愛は、つらぬく主義につき。
マンションに到着して、榊はすぐには車から降ろしてくれなかった。どうやら付いて来た方のお兄さん達が、周囲を確認し終わるのを待ってるようだった。

スマホで報告を受けてから、それでも辺りを警戒しつつ、榊は部屋に入るまであたしをずっと庇うように自分の体を盾にしてた。

梅雨入りも間近で夜でも空気が蒸してる。あたしも喉が渇いてたし、冷蔵庫から取り出した炭酸水のペットボトルを、玄関先に突っ立ってる榊に軽く投げた。

「・・・サンキュ」

その場でキャップをよじり、一気に半分くらいまで飲み干す榊を眺めて小さく吐息を漏らすと。問うような視線がこっちに向いてた。

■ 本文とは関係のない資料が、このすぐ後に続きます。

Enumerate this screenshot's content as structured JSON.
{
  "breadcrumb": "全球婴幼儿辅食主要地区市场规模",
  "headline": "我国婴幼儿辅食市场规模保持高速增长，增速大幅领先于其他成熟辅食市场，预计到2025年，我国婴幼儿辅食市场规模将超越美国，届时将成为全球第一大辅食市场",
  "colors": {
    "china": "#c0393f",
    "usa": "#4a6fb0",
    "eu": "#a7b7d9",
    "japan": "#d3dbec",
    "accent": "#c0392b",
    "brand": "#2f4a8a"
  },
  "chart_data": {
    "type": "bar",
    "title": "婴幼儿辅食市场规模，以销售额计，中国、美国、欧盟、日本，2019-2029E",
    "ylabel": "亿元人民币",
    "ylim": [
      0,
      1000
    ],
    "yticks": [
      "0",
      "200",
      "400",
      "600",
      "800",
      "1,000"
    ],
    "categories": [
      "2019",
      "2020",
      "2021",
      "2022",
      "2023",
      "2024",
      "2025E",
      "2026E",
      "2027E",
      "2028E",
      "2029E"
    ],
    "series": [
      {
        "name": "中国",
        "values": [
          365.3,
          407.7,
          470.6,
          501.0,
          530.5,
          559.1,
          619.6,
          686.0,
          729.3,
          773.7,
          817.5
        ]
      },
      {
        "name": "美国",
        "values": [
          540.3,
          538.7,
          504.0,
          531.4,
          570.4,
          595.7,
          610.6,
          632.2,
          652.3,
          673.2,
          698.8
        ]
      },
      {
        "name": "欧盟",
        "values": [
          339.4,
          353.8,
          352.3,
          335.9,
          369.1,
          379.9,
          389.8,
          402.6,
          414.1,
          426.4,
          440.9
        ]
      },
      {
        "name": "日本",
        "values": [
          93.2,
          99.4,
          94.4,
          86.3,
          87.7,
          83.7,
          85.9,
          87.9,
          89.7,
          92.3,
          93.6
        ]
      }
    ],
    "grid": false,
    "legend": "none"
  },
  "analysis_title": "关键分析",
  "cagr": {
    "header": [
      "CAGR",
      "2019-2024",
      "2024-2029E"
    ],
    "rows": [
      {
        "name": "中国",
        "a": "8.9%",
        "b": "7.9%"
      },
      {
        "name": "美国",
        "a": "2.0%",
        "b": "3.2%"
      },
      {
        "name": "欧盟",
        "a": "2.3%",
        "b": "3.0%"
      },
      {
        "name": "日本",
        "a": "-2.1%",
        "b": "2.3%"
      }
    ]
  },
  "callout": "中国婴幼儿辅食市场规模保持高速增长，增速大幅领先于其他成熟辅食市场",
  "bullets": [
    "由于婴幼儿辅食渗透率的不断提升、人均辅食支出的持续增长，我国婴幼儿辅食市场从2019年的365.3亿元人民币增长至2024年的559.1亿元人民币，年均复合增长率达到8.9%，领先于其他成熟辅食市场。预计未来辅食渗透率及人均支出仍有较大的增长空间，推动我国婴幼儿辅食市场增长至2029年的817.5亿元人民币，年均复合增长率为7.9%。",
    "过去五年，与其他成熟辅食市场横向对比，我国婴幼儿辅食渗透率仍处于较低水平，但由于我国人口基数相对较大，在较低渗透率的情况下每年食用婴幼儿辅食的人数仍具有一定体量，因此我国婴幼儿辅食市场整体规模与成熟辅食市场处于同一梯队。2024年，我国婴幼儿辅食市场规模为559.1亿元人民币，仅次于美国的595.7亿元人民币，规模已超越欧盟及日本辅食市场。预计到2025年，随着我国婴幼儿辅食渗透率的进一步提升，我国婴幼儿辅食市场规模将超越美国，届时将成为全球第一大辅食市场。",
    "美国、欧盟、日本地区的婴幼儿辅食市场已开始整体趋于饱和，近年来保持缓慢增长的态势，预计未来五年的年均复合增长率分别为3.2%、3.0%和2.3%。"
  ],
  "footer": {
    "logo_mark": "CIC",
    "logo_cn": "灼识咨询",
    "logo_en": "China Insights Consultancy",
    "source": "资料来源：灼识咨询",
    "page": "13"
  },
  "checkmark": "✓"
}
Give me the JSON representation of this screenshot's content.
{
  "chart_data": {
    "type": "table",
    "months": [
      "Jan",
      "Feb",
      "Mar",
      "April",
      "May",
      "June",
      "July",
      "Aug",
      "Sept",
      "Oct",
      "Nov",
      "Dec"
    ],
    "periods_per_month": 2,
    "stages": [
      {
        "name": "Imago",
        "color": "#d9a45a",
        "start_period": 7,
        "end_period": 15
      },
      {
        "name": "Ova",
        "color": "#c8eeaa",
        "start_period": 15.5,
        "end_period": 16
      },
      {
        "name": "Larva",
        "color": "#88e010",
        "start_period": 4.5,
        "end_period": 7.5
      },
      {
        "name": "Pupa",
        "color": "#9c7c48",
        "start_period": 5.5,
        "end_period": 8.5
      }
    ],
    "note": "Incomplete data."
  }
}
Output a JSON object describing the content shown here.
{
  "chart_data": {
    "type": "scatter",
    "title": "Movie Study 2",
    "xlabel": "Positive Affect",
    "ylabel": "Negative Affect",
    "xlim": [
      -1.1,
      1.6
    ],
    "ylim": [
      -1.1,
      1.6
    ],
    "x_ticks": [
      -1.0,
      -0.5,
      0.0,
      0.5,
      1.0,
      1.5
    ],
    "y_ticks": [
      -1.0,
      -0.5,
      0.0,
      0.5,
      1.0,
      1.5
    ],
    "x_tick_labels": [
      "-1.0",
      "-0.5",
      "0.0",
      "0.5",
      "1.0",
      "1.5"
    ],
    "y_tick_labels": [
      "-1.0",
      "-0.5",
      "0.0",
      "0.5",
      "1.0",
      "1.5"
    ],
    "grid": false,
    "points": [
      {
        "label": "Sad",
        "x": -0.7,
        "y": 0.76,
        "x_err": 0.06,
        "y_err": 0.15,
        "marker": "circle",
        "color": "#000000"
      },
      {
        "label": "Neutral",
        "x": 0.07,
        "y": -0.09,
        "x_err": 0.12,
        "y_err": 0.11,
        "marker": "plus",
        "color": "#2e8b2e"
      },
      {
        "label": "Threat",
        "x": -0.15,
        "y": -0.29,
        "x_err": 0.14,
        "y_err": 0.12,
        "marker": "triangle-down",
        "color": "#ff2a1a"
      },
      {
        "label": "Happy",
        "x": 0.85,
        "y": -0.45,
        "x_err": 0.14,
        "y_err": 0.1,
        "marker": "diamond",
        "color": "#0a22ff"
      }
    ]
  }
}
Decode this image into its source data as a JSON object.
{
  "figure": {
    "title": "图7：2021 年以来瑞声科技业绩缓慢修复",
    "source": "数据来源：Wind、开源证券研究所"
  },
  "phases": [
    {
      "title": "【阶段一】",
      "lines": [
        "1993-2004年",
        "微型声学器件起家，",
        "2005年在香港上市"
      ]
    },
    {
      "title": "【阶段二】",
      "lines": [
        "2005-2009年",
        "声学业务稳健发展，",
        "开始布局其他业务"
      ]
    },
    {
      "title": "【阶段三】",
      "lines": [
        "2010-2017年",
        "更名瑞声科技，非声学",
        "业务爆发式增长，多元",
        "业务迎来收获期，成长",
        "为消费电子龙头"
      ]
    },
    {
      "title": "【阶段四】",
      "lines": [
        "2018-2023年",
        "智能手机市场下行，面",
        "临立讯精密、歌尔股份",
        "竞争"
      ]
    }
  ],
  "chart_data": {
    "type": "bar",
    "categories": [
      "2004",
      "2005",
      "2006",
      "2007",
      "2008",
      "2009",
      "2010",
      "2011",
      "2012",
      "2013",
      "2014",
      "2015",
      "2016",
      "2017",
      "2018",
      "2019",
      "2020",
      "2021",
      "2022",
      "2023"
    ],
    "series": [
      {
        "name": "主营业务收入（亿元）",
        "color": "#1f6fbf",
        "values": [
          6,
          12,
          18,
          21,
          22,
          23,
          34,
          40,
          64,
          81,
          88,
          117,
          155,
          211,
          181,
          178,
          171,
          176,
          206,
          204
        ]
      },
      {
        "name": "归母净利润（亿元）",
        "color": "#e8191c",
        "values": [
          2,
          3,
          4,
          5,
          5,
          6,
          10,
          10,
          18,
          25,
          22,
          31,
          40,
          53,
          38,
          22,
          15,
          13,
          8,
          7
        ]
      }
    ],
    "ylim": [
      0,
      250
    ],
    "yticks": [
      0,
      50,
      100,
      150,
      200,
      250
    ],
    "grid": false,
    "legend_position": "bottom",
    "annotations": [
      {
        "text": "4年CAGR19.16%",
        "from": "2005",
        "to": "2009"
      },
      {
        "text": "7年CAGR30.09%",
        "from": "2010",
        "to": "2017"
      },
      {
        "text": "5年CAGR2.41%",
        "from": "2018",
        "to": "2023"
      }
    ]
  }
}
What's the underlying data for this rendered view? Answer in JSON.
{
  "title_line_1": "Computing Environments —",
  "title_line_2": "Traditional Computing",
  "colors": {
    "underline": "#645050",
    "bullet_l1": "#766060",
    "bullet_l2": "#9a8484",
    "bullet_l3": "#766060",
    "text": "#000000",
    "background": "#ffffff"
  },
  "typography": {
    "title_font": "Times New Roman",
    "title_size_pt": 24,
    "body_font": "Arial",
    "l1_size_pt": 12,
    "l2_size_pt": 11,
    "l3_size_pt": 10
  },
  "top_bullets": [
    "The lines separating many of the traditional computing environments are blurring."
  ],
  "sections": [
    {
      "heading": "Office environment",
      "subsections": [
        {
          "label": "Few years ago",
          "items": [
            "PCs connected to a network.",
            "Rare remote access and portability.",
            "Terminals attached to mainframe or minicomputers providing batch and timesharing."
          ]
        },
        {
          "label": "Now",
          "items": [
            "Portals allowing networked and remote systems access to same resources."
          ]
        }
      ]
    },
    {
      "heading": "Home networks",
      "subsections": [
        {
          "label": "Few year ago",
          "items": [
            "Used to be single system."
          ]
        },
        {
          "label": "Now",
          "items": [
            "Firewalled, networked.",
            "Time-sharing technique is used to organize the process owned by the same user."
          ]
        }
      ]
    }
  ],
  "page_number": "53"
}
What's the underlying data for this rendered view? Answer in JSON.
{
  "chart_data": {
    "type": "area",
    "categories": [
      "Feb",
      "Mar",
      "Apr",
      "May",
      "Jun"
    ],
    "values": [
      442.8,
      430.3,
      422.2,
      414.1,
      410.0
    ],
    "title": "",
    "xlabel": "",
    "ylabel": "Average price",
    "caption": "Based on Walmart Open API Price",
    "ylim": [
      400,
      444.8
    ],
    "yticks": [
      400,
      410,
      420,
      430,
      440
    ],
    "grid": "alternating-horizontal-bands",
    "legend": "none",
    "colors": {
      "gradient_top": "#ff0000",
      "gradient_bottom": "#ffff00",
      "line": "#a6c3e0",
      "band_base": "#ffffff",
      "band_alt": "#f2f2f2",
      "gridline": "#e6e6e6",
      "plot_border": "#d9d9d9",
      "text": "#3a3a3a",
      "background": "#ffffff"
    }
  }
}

「なんかさ。・・・あたしって、守ってもらわないと生きていけないのかって思って」

苦い笑い。

「あたしのせいで誰かが傷付くのはね・・・」

遊佐の脚の傷を目にするたび、二度と繰り返したくないって胸が抉られる思いで。

「・・・榊も約束してよ?あたしを(のこ)してくような真似したら、ゼッタイ赦さないからね?」

「後でも追ってくれんのか」

「三途の川の手前で連れ戻すに決まってんでしょ」

「・・・相手が違うだろうが」

呆れたような目線が上から降る。

「遊佐だったら地獄でもどこでも追っかけてって、道連れにしてもらうからいーの」

あたしはあっけらかんと笑った。

「だからあんたは遊佐を守ってやって。分かった?」

あたしだけを守ったって遊佐がいないなら。この世界に意味なんかないんだから。